Le concept d'accélération est tout particulièrement développé – vous l'avez dit, monsieur le président – par Hartmut Rosa, penseur passionnant qui s'inscrit dans la lignée de théoriciens critiques de l'École de Francfort et dont l'ouvrage Accélération ainsi que le livre plus court Accélération et Aliénation sont traduits en français aux éditions La Découverte.

Pour Rosa, l'accélération, phénomène caractéristique de toute la modernité – disons depuis le début du xixe siècle –, s'est encore amplifiée avec ce qu'il appelle la modernité tardive : notre époque, qu'il distingue de la modernité classique et de la modernité industrielle. Ce qui produit aujourd'hui une véritable saturation, aliénante pour les individus, avec ses souffrances et ses pathologies spécifiques : la « famine temporelle », dont nous souffrons tous, des phénomènes pathologiques de dépression, de burn out, etc.

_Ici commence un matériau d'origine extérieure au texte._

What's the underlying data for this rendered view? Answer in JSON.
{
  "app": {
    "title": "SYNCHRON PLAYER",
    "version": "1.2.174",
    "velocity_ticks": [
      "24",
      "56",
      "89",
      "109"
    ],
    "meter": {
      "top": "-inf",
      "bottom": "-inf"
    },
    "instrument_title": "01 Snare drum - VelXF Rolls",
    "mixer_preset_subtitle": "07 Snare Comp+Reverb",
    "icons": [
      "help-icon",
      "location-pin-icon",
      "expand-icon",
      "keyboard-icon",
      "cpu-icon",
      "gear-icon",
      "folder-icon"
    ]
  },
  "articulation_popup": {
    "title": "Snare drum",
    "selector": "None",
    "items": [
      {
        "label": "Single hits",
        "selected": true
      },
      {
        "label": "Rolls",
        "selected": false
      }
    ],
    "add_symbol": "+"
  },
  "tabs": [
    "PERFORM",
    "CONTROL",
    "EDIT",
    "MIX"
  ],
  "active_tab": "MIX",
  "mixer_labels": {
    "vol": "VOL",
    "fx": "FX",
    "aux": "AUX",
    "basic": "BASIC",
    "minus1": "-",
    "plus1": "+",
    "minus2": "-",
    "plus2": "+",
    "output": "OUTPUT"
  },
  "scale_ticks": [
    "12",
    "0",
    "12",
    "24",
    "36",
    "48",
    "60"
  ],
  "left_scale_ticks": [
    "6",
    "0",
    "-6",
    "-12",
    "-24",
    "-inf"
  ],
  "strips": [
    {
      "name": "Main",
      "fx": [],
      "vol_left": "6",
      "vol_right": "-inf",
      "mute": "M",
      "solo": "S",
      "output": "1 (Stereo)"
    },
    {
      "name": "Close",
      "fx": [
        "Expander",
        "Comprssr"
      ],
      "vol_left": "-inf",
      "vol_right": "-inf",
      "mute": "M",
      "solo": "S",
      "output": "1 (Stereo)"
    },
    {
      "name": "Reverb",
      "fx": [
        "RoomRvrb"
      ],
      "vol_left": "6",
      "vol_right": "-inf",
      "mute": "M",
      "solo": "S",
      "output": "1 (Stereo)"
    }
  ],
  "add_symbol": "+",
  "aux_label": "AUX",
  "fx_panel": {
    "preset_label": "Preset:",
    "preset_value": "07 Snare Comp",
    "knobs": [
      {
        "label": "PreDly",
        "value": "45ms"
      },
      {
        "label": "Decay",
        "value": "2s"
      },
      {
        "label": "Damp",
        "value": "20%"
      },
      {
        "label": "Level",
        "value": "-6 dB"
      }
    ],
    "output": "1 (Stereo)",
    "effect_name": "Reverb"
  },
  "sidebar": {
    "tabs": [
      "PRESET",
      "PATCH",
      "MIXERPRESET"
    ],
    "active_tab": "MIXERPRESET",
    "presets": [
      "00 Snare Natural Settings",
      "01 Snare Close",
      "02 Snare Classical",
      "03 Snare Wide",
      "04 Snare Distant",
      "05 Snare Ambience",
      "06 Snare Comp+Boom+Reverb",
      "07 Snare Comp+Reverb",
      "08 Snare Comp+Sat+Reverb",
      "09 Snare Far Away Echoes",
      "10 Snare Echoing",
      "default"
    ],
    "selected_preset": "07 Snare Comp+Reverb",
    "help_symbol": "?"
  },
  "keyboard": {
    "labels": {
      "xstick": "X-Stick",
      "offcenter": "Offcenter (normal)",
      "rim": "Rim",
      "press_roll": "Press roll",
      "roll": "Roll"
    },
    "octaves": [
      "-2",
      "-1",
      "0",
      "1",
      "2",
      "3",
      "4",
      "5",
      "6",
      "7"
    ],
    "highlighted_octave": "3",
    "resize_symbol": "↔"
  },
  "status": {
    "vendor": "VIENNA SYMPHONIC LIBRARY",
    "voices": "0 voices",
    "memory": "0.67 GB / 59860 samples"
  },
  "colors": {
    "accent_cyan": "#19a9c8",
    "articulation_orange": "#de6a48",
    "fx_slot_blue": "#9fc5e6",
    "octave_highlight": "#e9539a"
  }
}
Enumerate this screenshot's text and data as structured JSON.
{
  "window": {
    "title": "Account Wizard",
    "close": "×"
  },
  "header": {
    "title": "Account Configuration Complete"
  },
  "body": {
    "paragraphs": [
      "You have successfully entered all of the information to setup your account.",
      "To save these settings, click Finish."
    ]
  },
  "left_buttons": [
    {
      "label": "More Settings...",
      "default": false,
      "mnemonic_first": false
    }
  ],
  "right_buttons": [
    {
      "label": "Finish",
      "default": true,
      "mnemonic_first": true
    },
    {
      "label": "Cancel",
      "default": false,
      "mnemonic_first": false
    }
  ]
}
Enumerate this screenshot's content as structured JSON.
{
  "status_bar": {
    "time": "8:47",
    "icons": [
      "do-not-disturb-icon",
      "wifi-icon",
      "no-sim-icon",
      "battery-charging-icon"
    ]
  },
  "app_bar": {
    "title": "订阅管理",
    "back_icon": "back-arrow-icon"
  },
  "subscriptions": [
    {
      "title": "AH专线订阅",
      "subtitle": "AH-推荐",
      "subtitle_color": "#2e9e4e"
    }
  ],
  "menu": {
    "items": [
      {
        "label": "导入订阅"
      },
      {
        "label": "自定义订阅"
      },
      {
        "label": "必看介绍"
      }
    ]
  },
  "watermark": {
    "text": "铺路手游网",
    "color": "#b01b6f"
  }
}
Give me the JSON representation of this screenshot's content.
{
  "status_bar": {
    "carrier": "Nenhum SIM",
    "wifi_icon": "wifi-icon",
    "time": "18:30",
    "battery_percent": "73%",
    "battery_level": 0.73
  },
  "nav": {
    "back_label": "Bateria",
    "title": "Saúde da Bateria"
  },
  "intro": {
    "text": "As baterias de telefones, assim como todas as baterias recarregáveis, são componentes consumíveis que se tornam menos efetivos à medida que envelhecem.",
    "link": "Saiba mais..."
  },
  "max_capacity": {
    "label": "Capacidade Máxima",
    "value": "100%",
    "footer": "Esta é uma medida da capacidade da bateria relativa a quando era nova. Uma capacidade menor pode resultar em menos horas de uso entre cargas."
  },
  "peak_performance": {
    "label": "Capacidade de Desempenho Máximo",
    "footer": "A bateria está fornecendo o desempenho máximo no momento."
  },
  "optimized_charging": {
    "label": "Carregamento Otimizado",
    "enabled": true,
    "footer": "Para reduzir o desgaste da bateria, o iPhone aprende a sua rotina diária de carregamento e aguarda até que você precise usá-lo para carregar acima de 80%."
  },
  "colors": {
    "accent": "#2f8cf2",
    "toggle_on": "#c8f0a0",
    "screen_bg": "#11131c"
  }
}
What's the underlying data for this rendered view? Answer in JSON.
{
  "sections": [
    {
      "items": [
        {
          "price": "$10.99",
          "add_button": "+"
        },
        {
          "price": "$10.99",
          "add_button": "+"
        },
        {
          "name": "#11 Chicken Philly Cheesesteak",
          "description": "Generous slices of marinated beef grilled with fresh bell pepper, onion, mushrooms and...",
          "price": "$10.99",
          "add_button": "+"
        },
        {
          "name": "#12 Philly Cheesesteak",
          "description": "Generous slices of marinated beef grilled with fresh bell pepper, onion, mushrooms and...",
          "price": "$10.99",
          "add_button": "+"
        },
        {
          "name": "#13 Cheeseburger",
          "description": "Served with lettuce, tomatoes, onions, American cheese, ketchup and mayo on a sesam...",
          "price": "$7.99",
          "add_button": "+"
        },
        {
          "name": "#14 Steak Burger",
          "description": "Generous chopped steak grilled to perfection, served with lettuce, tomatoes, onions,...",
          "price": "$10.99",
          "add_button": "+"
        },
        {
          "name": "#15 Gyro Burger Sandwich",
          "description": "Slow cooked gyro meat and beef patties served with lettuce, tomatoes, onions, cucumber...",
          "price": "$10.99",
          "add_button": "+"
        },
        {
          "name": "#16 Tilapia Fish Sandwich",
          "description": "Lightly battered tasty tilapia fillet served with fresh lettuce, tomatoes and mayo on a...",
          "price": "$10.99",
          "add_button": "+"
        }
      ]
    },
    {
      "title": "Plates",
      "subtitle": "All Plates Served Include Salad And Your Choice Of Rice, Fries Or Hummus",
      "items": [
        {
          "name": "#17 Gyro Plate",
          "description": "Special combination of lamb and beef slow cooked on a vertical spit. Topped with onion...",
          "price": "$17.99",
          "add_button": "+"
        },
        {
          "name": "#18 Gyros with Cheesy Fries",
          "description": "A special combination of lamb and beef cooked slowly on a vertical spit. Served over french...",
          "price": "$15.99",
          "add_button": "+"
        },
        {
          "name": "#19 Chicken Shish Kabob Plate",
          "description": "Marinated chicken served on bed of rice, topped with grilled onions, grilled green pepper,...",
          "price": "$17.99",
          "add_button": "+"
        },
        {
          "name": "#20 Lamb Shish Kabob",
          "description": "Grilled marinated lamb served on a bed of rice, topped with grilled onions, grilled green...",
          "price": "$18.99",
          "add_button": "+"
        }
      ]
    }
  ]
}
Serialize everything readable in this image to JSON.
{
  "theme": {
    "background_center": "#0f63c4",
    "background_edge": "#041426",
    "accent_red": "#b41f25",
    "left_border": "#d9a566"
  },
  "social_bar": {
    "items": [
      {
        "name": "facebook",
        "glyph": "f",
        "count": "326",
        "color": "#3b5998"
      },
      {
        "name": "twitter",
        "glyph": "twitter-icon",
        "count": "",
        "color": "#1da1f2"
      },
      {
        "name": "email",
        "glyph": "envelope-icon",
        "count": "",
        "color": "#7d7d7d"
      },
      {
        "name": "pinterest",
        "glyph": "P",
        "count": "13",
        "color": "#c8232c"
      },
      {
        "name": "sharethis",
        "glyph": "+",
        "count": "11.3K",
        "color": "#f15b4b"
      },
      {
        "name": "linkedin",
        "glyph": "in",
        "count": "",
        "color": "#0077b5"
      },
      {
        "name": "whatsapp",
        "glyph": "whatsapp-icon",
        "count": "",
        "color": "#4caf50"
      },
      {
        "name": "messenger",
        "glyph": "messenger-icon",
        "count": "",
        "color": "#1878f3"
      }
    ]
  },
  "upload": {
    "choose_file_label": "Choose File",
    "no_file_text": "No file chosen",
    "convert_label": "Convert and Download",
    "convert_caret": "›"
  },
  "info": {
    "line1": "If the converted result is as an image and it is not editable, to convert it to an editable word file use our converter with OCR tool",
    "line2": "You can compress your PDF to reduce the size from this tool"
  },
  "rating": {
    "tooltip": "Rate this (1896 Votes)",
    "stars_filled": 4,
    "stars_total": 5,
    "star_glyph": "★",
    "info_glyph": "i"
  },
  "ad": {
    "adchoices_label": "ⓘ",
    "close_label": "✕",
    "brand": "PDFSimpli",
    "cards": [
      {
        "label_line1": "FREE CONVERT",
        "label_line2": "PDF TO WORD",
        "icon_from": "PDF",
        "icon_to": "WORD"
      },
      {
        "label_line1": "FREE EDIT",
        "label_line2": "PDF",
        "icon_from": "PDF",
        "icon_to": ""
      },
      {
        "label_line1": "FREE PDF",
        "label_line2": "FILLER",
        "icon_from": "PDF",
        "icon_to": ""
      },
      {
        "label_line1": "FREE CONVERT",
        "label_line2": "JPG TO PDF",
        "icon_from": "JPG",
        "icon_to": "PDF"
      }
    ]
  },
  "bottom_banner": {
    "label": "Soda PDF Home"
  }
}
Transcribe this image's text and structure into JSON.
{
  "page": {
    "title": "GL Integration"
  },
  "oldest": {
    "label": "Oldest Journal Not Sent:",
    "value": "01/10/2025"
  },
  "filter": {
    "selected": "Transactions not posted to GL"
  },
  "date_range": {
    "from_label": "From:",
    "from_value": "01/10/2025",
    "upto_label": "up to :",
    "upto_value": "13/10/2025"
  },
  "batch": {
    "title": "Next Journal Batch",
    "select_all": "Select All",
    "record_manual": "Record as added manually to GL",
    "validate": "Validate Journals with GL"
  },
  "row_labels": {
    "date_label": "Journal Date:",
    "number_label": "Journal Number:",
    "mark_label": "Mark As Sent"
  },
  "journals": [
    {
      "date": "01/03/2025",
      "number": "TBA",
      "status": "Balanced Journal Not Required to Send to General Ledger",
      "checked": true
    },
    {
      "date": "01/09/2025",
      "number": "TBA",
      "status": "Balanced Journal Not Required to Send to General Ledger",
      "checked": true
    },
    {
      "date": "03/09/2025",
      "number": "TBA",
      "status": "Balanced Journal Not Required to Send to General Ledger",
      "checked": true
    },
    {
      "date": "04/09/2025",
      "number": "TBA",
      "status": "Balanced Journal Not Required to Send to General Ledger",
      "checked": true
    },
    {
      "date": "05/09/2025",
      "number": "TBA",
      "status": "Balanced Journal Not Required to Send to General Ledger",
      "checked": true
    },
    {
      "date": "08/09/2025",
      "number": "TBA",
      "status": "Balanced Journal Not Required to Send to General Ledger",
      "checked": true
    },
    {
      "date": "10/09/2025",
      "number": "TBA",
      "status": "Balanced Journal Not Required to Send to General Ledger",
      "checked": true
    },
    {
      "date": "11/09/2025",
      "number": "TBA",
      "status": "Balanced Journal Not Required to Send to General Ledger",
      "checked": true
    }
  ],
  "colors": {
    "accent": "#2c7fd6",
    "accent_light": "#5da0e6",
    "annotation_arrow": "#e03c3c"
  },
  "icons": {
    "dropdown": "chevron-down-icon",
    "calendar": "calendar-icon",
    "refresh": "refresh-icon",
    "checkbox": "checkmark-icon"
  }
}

Ce concept d'accélération recoupe et synthétise en réalité trois aspects assez différents. Premièrement, une accélération technique. Avec le progrès, l'innovation, de la machine à vapeur à l'aviation, du télégraphe à l'e-mail, du satellite au web, plus rien n'est loin si l'on considère que cette notion renvoie spontanément au temps nécessaire pour atteindre un objet. Il y a donc eu un formidable rétrécissement de l'espace depuis les débuts de la modernité, selon un rythme qui s'est accéléré de plus en plus. Aujourd'hui, par Skype, nous pouvons être littéralement dans plusieurs lieux en même temps, une ubiquité que Rosa décrit, en faisant également référence aux travaux d'autres penseurs – Zygmunt Bauman et l'idée de retour du nomadisme, Ulrich Beck et le thème de la polygamie des lieux.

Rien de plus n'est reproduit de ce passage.